ボタン(メイヒヨ)

今日も朝食を済ませた後、情報を求めて外に出る。
すると、後ろからぱたぱたと誰かが駆けて来る足音が聞こえた。
振り返るのとほぼ同時ぐらいに彼女が俺の名前を呼んだ。

「陀宰くん!」
「瀬名、どうかしたのか?」

少し息の上がった瀬名を見て、俺を一生懸命追いかけてきてくれたんだと思うと胸が締め付けられた。

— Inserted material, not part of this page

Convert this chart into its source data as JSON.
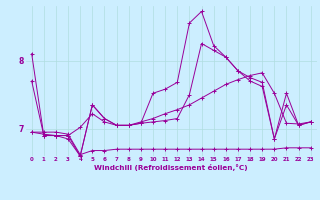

「さっき、立ち上がった時に気付いたんだけど陀宰くんの下のボタン、とれかかってる」
「え?」

言われるがまま服を見ると、確かに一番下のボタンがとれかかっていた。
気をつけているつもりだけど、やはり右側に関しては注意が疎かになっているようだ。

「全然気付かなかった。ありがとう、瀬名」
「ううん。それで良かったら私がつけようか?」
「え?」

思わず間抜けな声が出る。
目の前の瀬名は変わらずにこにこしていた。

「……頼んでもいいのか?」
「もちろん!じゃあ、一回戻ろうか」
「あ、ああ」

一人で歩いてきた道を、今度は瀬名と二人で歩く。
彼女の隣に並びたいと思っていたけれど、実際叶うと心が落ち着かない。
好きな子と二人でいるのに、気の利いた台詞の一つも口に出来ない自分に内心ため息をつきながら、俺たちの後ろをふよふよとついてくるバウンサーの存在に少しだけ救われた。
リビングに戻るともうみんな出払っていて、静まり返っていた。
ソファに腰掛け、瀬名が俺に手を差し出した。

「じゃあ陀宰くん、上脱いでもらっていい?」
「分かった」

カーディガンを脱いで、瀬名に手渡すとバウンサーが用意した針と糸を使って、瀬名は器用にボタンを縫い付けていく。
昔、授業で習った事はあったけど、俺はそんな風に上手にボタンをつける事が出来なかったのを良く覚えている。
だからまるで魔法をかけていくみたいな瀬名の手の動きに俺は感心してしまう。

「うまいな」
「手芸は得意なんだ。それに弟たちがしょっちゅうボタン取っちゃうからボタン付けは結構やるしね」

瀬名は弟妹の話をする時、一番やさしい顔をする。
その顔を見ていると、胸の奥に灯がともったような、なんだか優しい気持ちになるから不思議だ。

「はい、出来た」
「サンキュ」

カーディガンを受け取ると、ほんの僅かだけど甘い香りがする。
これはもしかして瀬名の…?
そう気付いた瞬間、顔が燃えるように熱くなった。

「陀宰くん、顔赤いけどどうかした?」
「あっ、いや…なんでも!」
「そう?それなら良いけど。じゃあ、そろそろ行こっか!」
「ああ。俺は少し部屋に戻ってから行くよ」
「そう?それじゃまた後でね」
「ああ。ありがとな、瀬名」

瀬名は満足げに笑うと、リビングを出て行った。
俺も用事はないが、瀬名に宣言したとおり、自室へ駆け込んだ。
ドアを閉めた後、俺はそれに背中を預けてずるずると座り込んだ。
手に持っているカーディガンをぎゅっと握り締め、思わずため息が零れる。

「瀬名の匂いがするのなんて、着れるわけないだろ……」

どうして同じシャンプーやボディソープを使っているはずなのに瀬名が良い香りなのかとかそういう事を意識してしまってもう駄目だ。

(瀬名……ごめん)

ただただ、熱くなった頬をごまかしたくて俺はカーディガンに顔を埋める。
そしてまた瀬名の名残を感じて、体温が上がる。
こんな姿、他の誰かに見られたら死ねる。
そう思いながら、俺は瀬名がつけてくれたボタンを指で何度もなぞった。